Un villaggio vicino al confine. Si sa, qualunque villaggio vicino a qualunque confine è a rischio, ovunque. Ma se il villaggio è in Israele, dove è sempre in corso una guerra senza fine, gli allerta, i coprifuoco, le corse nei rifugi sono all’ordine del giorno. E stravolgono la vita. Perché anche solo fare l’abitudine al pericolo di morire è contro la norma dell’esistenza.
“La pazienza della pietra”, primo romanzo dell’israeliana Sara Shilo, è la storia di una famiglia in un paese di confine, raccontata da quattro voci, anzi, da cinque, perché una è sdoppiata- quella dei due fratellini che non hanno neppure un anno di differenza d’età. La prima che ascoltiamo è la voce di Simona, voce ansante, di corsa- ci dice che è uscita di casa lasciando la cena pronta per i sei figli. Lei spera di essere colpita da un katiuscia, vorrebbe solo morire. Perché suo marito Massud è morto sette anni fa.
Come sempre avviene quando in un romanzo ci sono parecchie voci narranti, ce n’è una che anticipa delle informazioni, che ci fornisce una chiave di lettura, e poi le voci che seguono aggiungono, rettificano, sottolineano, a volte ci danno un punto di vista completamente diverso. La morte di Massud è il dramma che ha colpito la famiglia Dadun e da Simona veniamo a sapere del loro amore, del momento terribile dopo la nascita di Itzik, il bambino nato con gravi malformazioni alle mani e ai piedi, e dell’altro bambino venuto al mondo per aiutare il fratello.

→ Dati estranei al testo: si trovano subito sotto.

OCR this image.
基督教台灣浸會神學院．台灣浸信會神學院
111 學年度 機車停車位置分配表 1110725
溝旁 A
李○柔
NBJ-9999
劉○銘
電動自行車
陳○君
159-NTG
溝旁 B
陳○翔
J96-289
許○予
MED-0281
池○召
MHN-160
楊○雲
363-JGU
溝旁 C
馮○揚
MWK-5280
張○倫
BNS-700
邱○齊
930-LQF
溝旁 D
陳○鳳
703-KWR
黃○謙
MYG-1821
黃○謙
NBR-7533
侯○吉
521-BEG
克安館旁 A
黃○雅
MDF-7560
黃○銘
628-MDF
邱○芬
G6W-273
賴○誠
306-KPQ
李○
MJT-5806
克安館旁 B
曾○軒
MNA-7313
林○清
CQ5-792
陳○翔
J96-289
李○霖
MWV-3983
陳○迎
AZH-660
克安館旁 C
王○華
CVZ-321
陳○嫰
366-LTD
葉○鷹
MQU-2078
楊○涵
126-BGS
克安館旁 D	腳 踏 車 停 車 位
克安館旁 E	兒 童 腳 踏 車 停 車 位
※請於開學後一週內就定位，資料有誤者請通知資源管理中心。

E della morte improvvisa di Massud, che ha lasciato a lei, Simona, un ultimo regalo: era incinta di due gemelli. Le voci dei vivaci Dudi e Itzik sono una tregua nella storia di dolore famigliare: giocano ad una versione tutta israeliana della guerra- Itzik cerca di educare un piccolo falco ad attaccare i terroristi. Quando iniziamo a leggere la parte di Kobi, il primogenito, avvertiamo subito un cambiamento: questo è un ragazzo che è dovuto crescere in fretta e tutto d’un colpo, dopo la morte del padre. E’ diventato il capofamiglia, quello che guadagna per sfamare tutti quanti. E’ entrato in fabbrica, si è fatto strada, ha accettato compromessi, cioè delle tangenti: per ogni operaio arabo a cui riesce a procurare un lavoro, una parte della paga è la sua.
Sogna una casa lontano dal villaggio e dai katiuscia, risparmia soldo su soldo per questo. Nella casa nuova porterà la madre e i gemelli. Perché ai gemelli Kobi fa da padre, e questo è il vero centro dolente del romanzo, un punto a cui la madre ha già accennato e che esplode- letteralmente esplode, insieme ad un razzo- nell’ultima parte del libro, dove è Etti a parlare. Kobi ha aiutato la madre ad accudire ai gemelli, pannolini, ruttino, bagnetto, notti in bianco. E’ sembrato naturale lasciare che i bambini lo chiamassero ‘papà’, e allora, perché la finzione fosse più vera, Kobi è andato a dormire nel letto della mamma.
Non c’è mai nessuna insinuazione nel racconto della Shilo, solo un disagio, o un malessere (è anche da quello che fugge Simona?), che Etti, con una sensibilità tutta femminile, avverte come innaturale. Tanto che è decisa a dire la verità ai fratellini- e il suo racconto è una deliziosa fiaba dal sapore femminista all’interno del romanzo.
Un libro bello, insolito, tormentato, toccante, in cui le voci diverse sono del tutto individuali, comprese quelle dei gemellini che interloquiscono con Etti. Ammiriamo l’ottima traduzione che certamente ha dovuto affrontare la difficoltà dei molteplici linguaggi, operando le scelte che si impongono in questi casi.